Его величайший труд, в серии «Отовсюду и обо всем», озаглавлен «Сказки, рассказанные Вельзевулом своему внуку». Это – тысяча двести страниц текста, весьма трудного для понимания, с аллегорическими персонажами, не менее разнообразными, чем у Блейка. Он писал свой труд карандашом, по-русски и по-армянски. Выбор русского языка был обусловлен его сравнительно широкой распространенностью. Но он считал, что возможности русского языка ограниченны, так же «как и английского, который также очень хорош, но только для разговоров в курительных комнатах, когда сидишь нога на ногу в удобном кресле и перебрасываешься замечаниями о замороженном мясе из Австралии или, скажем, об индийском вопросе». Армянский был его любимым языком, совершенно непохожим ни на какой другой и точно соответствующим «душевному складу представителей этой нации».

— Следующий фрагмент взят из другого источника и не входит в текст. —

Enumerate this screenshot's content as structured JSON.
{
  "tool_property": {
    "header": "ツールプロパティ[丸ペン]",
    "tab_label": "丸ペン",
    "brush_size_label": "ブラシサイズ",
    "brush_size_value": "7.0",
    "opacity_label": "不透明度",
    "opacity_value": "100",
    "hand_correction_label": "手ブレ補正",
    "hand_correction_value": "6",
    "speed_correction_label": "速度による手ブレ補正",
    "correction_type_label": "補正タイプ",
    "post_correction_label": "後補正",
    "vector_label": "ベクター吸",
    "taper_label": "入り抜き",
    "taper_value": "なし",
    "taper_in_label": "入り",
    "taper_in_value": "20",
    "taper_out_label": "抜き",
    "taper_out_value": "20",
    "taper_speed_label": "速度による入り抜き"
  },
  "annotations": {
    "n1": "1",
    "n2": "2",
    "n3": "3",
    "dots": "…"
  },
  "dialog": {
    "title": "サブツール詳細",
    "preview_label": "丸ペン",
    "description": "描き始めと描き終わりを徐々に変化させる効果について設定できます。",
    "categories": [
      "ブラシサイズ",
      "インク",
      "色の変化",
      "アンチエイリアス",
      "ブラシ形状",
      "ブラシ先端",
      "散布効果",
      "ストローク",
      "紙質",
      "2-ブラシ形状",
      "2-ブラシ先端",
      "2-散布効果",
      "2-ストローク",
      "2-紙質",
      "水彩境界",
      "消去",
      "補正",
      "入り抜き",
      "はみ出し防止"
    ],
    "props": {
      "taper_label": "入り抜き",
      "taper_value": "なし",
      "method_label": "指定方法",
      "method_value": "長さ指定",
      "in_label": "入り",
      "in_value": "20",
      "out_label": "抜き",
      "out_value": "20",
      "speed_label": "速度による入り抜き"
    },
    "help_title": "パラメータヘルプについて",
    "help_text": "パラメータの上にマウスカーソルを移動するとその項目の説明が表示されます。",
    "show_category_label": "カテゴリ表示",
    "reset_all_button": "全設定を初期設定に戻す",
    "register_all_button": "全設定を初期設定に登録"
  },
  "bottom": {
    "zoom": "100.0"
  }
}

Гурджиев не принадлежал ни к какой традиции. Но, в моем понимании, характерное для него отсутствие корней могло сформироваться только лишь в этом регионе древней Армении и Кавказа, где среди развалин все еще сохранились следы древности и где столкновение идей – дуалистских, зароастрийских, суфийских, христианских, исламских, большевистских – сделало этот регион более разнообразным, более динамичным, более опасным, чем какой бы то ни было другой в мире.
Днем я покинул Санаин и вернулся на магистраль. В долине стояла жара. В Алаверди я нашел машину, водитель которой согласился подбросить меня в Ленинакан, где сто двадцать лет назад родился Гурджиев.